While many families in Waterloo Region continue to hold out hope of finding a family doctor, Cambridge residents are among the luckiest in the area.

Nearly every Cambridge resident wanting a family doctor is able to find one.

Officials in that city chalk the success up to strong doctor recruitment efforts – and one of the doctors recruited by those efforts is quick to agree.

“To me this was refreshing, to see Cambridge and realize that I could travel from home to work within 10 minutes,” Dr. Anil Maheshwari tells CTV.

“I love it here.”

Maheshwari came to Cambridge four years ago, leaving behind a practice in New Jersey for the Grandview Medical Centre.

The sudden influx of doctors has cut the waiting list for a family doctor in Cambridge to the bone, which was good news for people like Greg Schell.

“I went seven years before I finally found a doctor, and the ones that were accepting new patients were full within 36 hours of announcing that they would accept new patients,” he says.

But despite matching most residents to doctors, some in Cambridge are concerned that the current period of short waiting lists won’t be a lengthy one.

Within 10 years, an estimated 25 per cent of all doctors in Waterloo Region will retire.

That statistic doesn’t faze Maheshwari.

“We just celebrated one of our doctors’ 65th birthday today (and) there’s no talk of retirement, but you have to be realistic and think that at some point there will be,” he says.

“We are always thinking about who is going to retire and how we’re going to replace them.”
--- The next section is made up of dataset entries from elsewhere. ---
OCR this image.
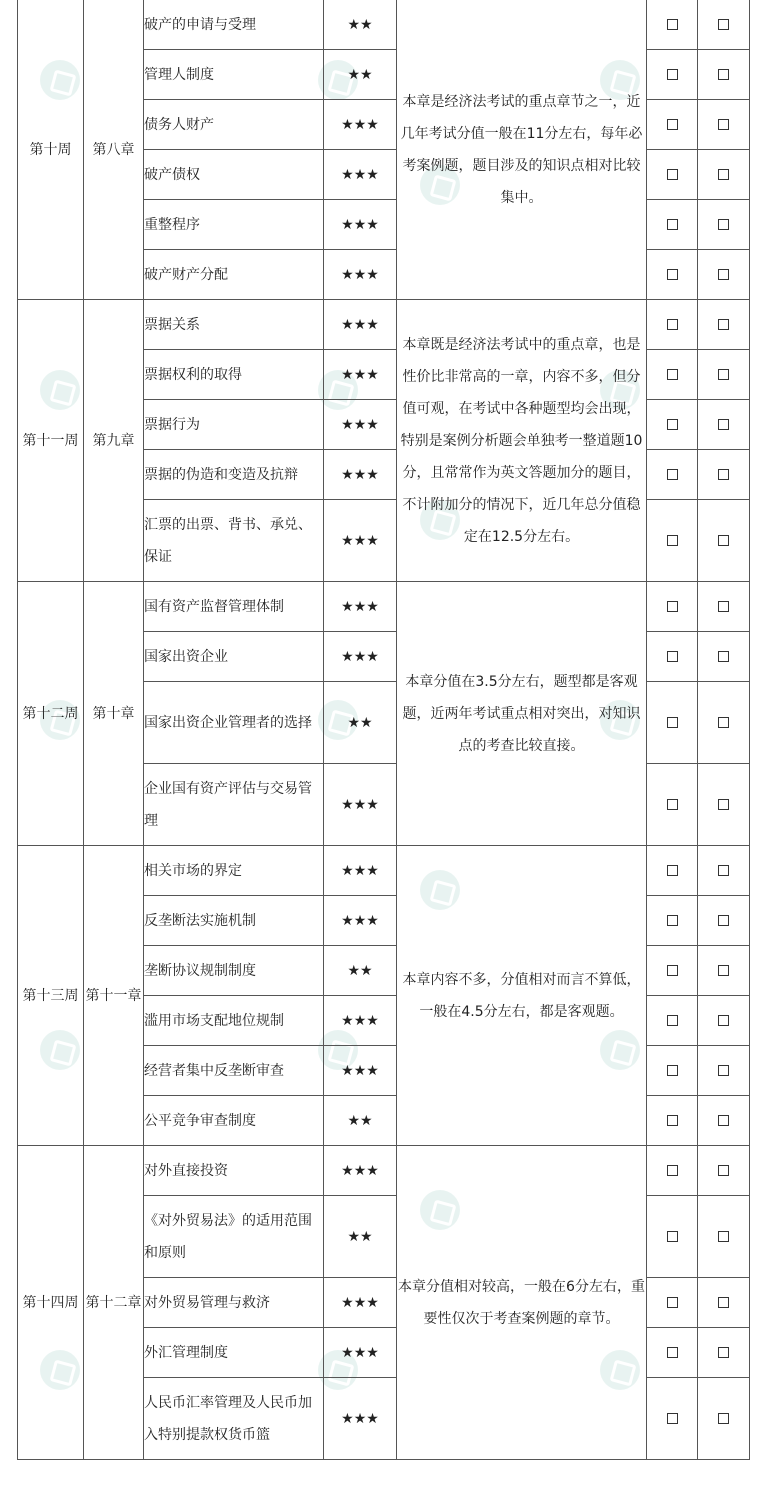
第十周	第八章	破产的申请与受理	★★	本章是经济法考试的重点章节之一，近几年考试分值一般在11分左右，每年必考案例题，题目涉及的知识点相对比较集中。		
		管理人制度	★★			
		债务人财产	★★★			
		破产债权	★★★			
		重整程序	★★★			
		破产财产分配	★★★			
第十一周	第九章	票据关系	★★★	本章既是经济法考试中的重点章，也是性价比非常高的一章，内容不多，但分值可观，在考试中各种题型均会出现，特别是案例分析题会单独考一整道题10分，且常常作为英文答题加分的题目，不计附加分的情况下，近几年总分值稳定在12.5分左右。		
		票据权利的取得	★★★			
		票据行为	★★★			
		票据的伪造和变造及抗辩	★★★			
		汇票的出票、背书、承兑、保证	★★★			
第十二周	第十章	国有资产监督管理体制	★★★	本章分值在3.5分左右，题型都是客观题，近两年考试重点相对突出，对知识点的考查比较直接。		
		国家出资企业	★★★			
		国家出资企业管理者的选择	★★			
		企业国有资产评估与交易管理	★★★			
第十三周	第十一章	相关市场的界定	★★★	本章内容不多，分值相对而言不算低，一般在4.5分左右，都是客观题。		
		反垄断法实施机制	★★★			
		垄断协议规制制度	★★			
		滥用市场支配地位规制	★★★			
		经营者集中反垄断审查	★★★			
		公平竞争审查制度	★★			
第十四周	第十二章	对外直接投资	★★★	本章分值相对较高，一般在6分左右，重要性仅次于考查案例题的章节。		
		《对外贸易法》的适用范围和原则	★★			
		对外贸易管理与救济	★★★			
		外汇管理制度	★★★			
		人民币汇率管理及人民币加入特别提款权货币篮	★★★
That’s the challenge now facing Cambridge’s medical community – while the rest of Waterloo Region looks to attract doctors to bolster current numbers, Cambridge wants to bring in doctors to ensure their residents don’t face the shortages of the past.

One way to do that is to put an emphasis on clinics rather than individual practices.

“By integrating solo practitioners from the community into a family health team, that makes it more attractive to find a new doctor to take over,” says Dr. Alexander Pessoa of Peak Performance Health Clinic.

Officials in Kitchener-Waterloo say 12 more doctors would have to be attracted to town to satisfy everyone looking for a family doctor.